You could scale it a bit better by pre-heating stock up to a certain temperature before applying ohmic heating - much less demand on an electrical system. You may, however, run into issues with oxidation with such methods.

The main problem is how fast they want to heat that much material. Going from room-temperature up to the stated temperatures using just ohmic heating places a lot of strain on the surge-current supply and the switching devices. By pre-heating parts so that you have a much shorter 'jump' to the glass transition phase, you can substantially reduce this requirement, and strain on the systems (or, at least in theory, use those same systems to make larger parts).

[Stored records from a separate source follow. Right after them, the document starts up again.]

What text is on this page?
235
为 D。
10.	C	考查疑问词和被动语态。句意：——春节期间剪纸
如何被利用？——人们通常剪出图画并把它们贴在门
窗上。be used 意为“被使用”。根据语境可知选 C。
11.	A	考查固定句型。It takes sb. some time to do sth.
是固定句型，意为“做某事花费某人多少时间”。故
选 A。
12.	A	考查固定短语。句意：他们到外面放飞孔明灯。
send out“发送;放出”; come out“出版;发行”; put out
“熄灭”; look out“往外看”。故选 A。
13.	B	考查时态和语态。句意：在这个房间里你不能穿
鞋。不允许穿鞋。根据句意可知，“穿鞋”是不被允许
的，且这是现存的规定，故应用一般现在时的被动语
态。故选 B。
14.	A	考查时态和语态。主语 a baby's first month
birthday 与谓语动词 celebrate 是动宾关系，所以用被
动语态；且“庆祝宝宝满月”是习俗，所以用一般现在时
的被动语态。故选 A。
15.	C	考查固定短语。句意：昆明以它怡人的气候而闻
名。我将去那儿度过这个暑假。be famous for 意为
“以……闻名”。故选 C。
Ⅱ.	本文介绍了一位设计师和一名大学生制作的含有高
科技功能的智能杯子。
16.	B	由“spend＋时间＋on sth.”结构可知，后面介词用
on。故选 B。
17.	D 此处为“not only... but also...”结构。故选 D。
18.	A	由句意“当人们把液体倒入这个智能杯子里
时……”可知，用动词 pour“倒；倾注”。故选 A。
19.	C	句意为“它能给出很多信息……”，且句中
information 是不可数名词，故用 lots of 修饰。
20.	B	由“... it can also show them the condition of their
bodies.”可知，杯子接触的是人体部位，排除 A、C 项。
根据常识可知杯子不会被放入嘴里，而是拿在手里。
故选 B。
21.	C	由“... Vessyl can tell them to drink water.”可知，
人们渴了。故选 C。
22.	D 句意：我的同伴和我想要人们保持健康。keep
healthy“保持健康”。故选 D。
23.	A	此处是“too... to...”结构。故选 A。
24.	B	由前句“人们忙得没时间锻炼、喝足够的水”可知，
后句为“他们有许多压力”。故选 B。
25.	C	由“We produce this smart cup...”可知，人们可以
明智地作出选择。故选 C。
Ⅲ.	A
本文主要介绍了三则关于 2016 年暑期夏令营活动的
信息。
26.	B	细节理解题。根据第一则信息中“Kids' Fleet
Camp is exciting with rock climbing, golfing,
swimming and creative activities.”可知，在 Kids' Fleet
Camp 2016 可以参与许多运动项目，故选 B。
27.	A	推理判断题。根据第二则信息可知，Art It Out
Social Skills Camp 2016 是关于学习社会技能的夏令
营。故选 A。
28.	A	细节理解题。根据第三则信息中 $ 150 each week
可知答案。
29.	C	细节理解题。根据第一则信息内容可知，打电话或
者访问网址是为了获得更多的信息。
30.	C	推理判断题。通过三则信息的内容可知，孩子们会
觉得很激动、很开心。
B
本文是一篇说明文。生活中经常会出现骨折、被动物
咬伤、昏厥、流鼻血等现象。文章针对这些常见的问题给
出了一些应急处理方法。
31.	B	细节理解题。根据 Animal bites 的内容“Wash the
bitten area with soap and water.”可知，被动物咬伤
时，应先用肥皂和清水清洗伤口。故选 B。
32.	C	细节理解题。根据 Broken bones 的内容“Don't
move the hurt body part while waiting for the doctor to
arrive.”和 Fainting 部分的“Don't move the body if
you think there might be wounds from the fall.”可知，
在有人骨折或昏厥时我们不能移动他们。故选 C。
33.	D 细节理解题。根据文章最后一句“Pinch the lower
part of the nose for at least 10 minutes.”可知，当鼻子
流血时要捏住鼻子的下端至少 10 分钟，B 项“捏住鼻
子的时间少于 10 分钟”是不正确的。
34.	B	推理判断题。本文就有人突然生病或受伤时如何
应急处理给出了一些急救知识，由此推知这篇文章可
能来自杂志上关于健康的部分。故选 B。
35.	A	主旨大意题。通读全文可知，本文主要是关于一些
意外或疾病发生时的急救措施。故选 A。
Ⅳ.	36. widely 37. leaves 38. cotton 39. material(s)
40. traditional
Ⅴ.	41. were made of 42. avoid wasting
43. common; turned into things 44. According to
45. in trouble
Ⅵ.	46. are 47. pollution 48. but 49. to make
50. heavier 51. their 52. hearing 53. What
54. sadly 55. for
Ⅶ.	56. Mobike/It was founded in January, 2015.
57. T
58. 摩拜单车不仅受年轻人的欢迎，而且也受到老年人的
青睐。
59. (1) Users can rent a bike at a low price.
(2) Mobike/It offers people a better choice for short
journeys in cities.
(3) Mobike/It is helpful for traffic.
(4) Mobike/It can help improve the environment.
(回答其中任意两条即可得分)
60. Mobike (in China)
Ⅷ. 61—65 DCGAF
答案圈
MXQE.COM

Exactly how much larger would simply be a matter of infrastructure. What are their surge and switching limits? What are the physical limitations of the system? What are the dynamics of the cooling process - parts of a certain mass/area ratio may not be able to be cooled rapidly enough to prevent crystallization. Similarly - depending upon how ohmic heating is applied (is it applied through the shot into the die or is it simply a one-time deal?) it may not be possible to make parts of certain dimensions without multiple consecutive shots - doing this opens up the possibility of part defects along where these separate injections merge.

Really, diecasting has a number of "dark arts" to it - lessons only experience and toiling over drafts and process-related part failures can teach you. This is fairly similar to that field - and while it may share many similarities to plastics - it metals are considerably more finicky materials, and is closer to the field of aluminum and zinc alloy die-casting.

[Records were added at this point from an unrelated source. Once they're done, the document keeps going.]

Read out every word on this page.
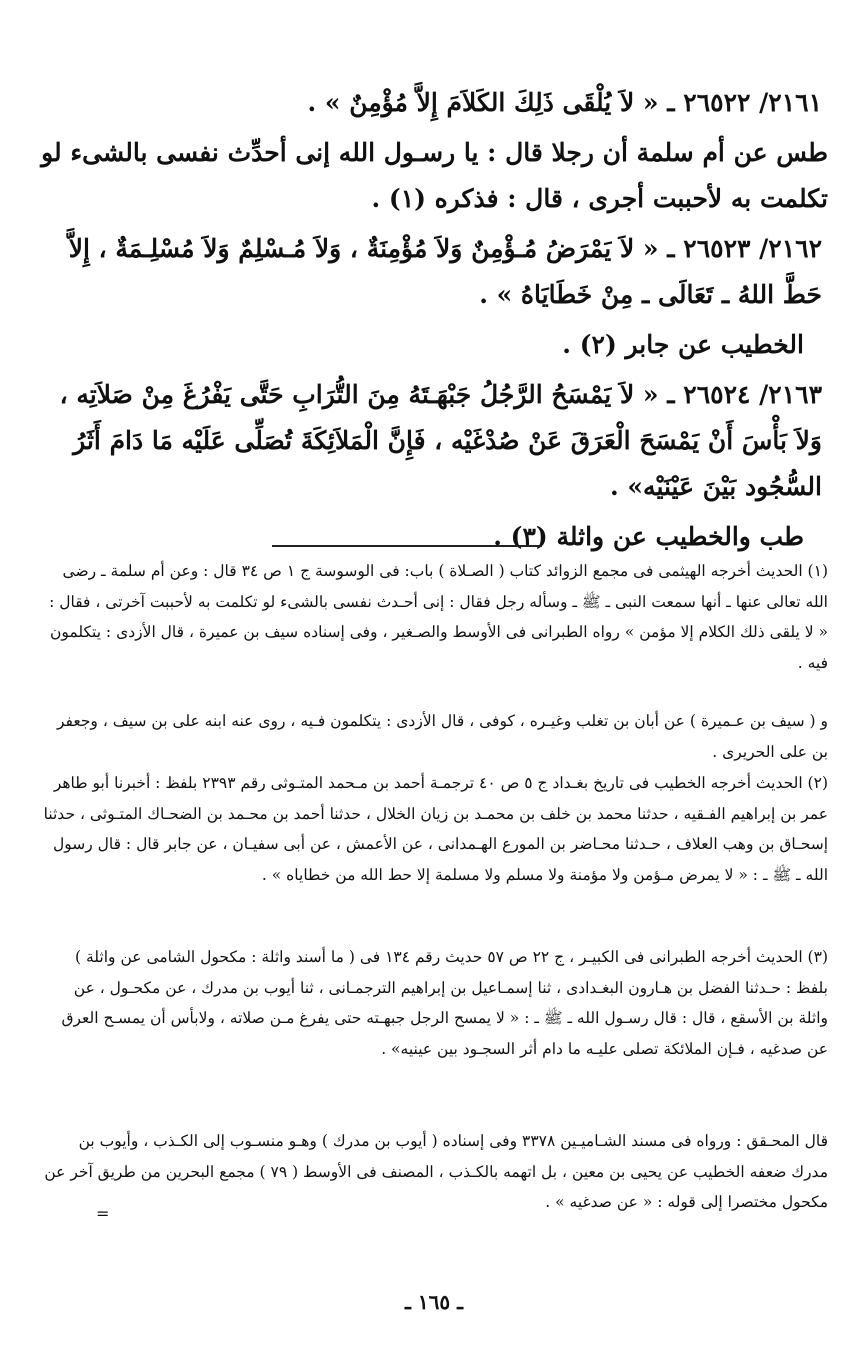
٢١٦١/ ٢٦٥٢٢ ـ « لاَ يُلْقَى ذَلِكَ الكَلاَمَ إِلاَّ مُؤْمِنٌ » .

طس عن أم سلمة أن رجلا قال : يا رسـول الله إنى أحدِّث نفسى بالشىء لو تكلمت به لأحببت أجرى ، قال : فذكره (١) .

٢١٦٢/ ٢٦٥٢٣ ـ « لاَ يَمْرَضُ مُـؤْمِنٌ وَلاَ مُؤْمِنَةٌ ، وَلاَ مُـسْلِمٌ وَلاَ مُسْلِـمَةٌ ، إِلاَّ حَطَّ اللهُ ـ تَعَالَى ـ مِنْ خَطَايَاهُ » .

الخطيب عن جابر (٢) .

٢١٦٣/ ٢٦٥٢٤ ـ « لاَ يَمْسَحُ الرَّجُلُ جَبْهَـتَهُ مِنَ التُّرَابِ حَتَّى يَفْرُغَ مِنْ صَلاَتِه ، وَلاَ بَأْسَ أَنْ يَمْسَحَ الْعَرَقَ عَنْ صُدْغَيْه ، فَإِنَّ الْمَلاَئِكَةَ تُصَلِّى عَلَيْه مَا دَامَ أَثَرُ السُّجُود بَيْنَ عَيْنَيْه» .

طب والخطيب عن واثلة (٣) .

(١) الحديث أخرجه الهيثمى فى مجمع الزوائد كتاب ( الصـلاة ) باب: فى الوسوسة ج ١ ص ٣٤ قال : وعن أم سلمة ـ رضى الله تعالى عنها ـ أنها سمعت النبى ـ ﷺ ـ وسأله رجل فقال : إنى أحـدث نفسى بالشىء لو تكلمت به لأحببت آخرتى ، فقال : « لا يلقى ذلك الكلام إلا مؤمن » رواه الطبرانى فى الأوسط والصـغير ، وفى إسناده سيف بن عميرة ، قال الأزدى : يتكلمون فيه .

و ( سيف بن عـميرة ) عن أبان بن تغلب وغيـره ، كوفى ، قال الأزدى : يتكلمون فـيه ، روى عنه ابنه على بن سيف ، وجعفر بن على الحريرى .

(٢) الحديث أخرجه الخطيب فى تاريخ بغـداد ج ٥ ص ٤٠ ترجمـة أحمد بن مـحمد المتـوثى رقم ٢٣٩٣ بلفظ : أخبرنا أبو طاهر عمر بن إبراهيم الفـقيه ، حدثنا محمد بن خلف بن محمـد بن زيان الخلال ، حدثنا أحمد بن محـمد بن الضحـاك المتـوثى ، حدثنا إسحـاق بن وهب العلاف ، حـدثنا محـاضر بن المورع الهـمدانى ، عن الأعمش ، عن أبى سفيـان ، عن جابر قال : قال رسول الله ـ ﷺ ـ : « لا يمرض مـؤمن ولا مؤمنة ولا مسلم ولا مسلمة إلا حط الله من خطاياه » .

(٣) الحديث أخرجه الطبرانى فى الكبيـر ، ج ٢٢ ص ٥٧ حديث رقم ١٣٤ فى ( ما أسند واثلة : مكحول الشامى عن واثلة ) بلفظ : حـدثنا الفضل بن هـارون البغـدادى ، ثنا إسمـاعيل بن إبراهيم الترجمـانى ، ثنا أيوب بن مدرك ، عن مكحـول ، عن واثلة بن الأسقع ، قال : قال رسـول الله ـ ﷺ ـ : « لا يمسح الرجل جبهـته حتى يفرغ مـن صلاته ، ولابأس أن يمسـح العرق عن صدغيه ، فـإن الملائكة تصلى عليـه ما دام أثر السجـود بين عينيه» .

قال المحـقق : ورواه فى مسند الشـاميـين ٣٣٧٨ وفى إسناده ( أيوب بن مدرك ) وهـو منسـوب إلى الكـذب ، وأيوب بن مدرك ضعفه الخطيب عن يحيى بن معين ، بل اتهمه بالكـذب ، المصنف فى الأوسط ( ٧٩ ) مجمع البحرين من طريق آخر عن مكحول مختصرا إلى قوله : « عن صدغيه » .

=
ـ ١٦٥ ـ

It should be interesting what emerges from this.

An article discussing more recent work by the same university: www.sciencedaily.com...


"Our game now is to try and extend this approach of inducing extensive plasticity prior to fracture to other metallic glasses through changes in composition," Ritchie says. "The addition of the palladium provides our amorphous material with an unusual capacity for extensive plastic shielding ahead of an opening crack. This promotes a fracture toughness comparable to those of the toughest materials known. The rare combination of toughness and strength, or damage tolerance, extends beyond the benchmark ranges established by the toughest and strongest materials known."

The initial samples of the new metallic glass were microalloys of palladium with phosphorus, silicon and germanium that yielded glass rods approximately one millimeter in diameter. Adding silver to the mix enabled the Cal Tech researchers to expand the thickness of the glass rods to six millimeters. The size of the metallic glass is limited by the need to rapidly cool or "quench" the liquid metals for the final amorphous structure.

"The rule of thumb is that to make a metallic glass we need to have at least five elements so that when we quench the material, it doesn't know what crystal structure to form and defaults to amorphous," Ritchie says.


I suppose that addresses one of the issues related to scalability.